Patients who are critically ill frequently develop intracellular phosphate deficiencies due to poor oral phosphate intake. This deficiency is usually clinically silent until patients receive caloric supplementation with intravenous dextrose, a component of total parenteral nutrition (TPN). Dextrose stimulates insulin secretion, and insulin drives serum phosphate into cells to be used for oxidative phosphorylation. The shift of serum phosphate into the intracellular space and the subsequent usage of phosphate to generate adenosine triphosphate can rapidly deplete serum phosphate levels and cause hypophosphatemia. As such, critically ill patients initiated on TPN should have serum phosphate closely monitored so that phosphate can be administered if a deficiency develops.

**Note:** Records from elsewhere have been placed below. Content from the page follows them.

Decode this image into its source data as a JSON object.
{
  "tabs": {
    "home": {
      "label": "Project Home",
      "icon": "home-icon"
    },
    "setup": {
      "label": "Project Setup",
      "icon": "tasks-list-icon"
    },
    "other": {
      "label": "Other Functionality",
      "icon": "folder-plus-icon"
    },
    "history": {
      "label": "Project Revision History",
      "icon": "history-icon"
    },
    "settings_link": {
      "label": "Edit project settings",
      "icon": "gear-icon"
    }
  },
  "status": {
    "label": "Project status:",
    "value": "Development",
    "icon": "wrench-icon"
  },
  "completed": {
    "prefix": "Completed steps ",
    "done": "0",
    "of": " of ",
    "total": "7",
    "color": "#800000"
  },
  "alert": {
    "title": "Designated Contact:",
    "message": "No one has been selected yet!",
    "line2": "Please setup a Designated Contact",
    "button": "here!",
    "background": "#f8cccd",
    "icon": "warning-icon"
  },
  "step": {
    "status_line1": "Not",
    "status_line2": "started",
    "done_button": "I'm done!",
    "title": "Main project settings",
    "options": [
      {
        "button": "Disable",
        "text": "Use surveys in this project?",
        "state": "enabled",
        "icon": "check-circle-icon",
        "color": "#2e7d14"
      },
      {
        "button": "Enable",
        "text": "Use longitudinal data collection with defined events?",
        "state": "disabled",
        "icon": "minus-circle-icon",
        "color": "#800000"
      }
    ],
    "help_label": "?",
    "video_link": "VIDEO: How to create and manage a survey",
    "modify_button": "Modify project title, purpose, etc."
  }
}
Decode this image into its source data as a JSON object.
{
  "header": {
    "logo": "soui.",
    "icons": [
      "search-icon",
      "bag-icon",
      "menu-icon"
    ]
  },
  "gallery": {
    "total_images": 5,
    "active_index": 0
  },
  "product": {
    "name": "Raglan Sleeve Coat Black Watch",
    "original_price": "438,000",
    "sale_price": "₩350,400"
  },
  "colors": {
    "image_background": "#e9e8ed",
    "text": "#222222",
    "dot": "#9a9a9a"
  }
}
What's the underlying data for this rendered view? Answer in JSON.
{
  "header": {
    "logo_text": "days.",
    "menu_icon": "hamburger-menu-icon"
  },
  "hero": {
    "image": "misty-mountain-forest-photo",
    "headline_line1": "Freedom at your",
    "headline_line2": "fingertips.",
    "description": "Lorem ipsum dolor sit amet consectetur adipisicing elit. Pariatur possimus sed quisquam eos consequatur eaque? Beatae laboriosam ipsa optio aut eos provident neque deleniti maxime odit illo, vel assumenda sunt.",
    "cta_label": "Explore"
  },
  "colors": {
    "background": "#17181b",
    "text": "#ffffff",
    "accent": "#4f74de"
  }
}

Hypophosphatemia after the initiation of TPN is a prominent manifestation of refeeding syndrome, a condition that develops due to fluid and electrolyte shifts when chronically malnourished patients are reinitiated on adequate nutrition. If fluid and electrolyte abnormalities are not carefully managed, patients with refeeding syndrome are at risk of developing seizures, rhabdomyolysis, and life-threatening cardiovascular complications (eg, arrhythmia, congestive heart failure).
(Choice A) Vitamin D levels drop in patients who are critically ill. Although low vitamin D levels are associated with increased mortality in the intensive care unit, supplementation with vitamin D does not seem to improve outcomes. As such, close vitamin D monitoring is not usually required.
(Choice B) Low-density lipoprotein cholesterol is typically monitored as part of risk assessment for atherosclerotic disease. Although lipid formulations are usually part of TPN, ongoing monitoring of low-density lipoprotein is not typically used to guide therapy.
(Choice C) Serum B-type natriuretic peptide is used primarily in patients with heart failure. This patient has normal heart sounds and jugular venous distension as well as mild pedal edema; heart failure is unlikely.
(Choice E) Zinc deficiency can develop in patients on chronic TPN so zinc is often included in TPN formulations. Routine zinc monitoring is not typically necessary.
Educational objective:
Patients on total parenteral nutrition are at high risk for hypophosphatemia. Serum phosphate levels must be closely monitored.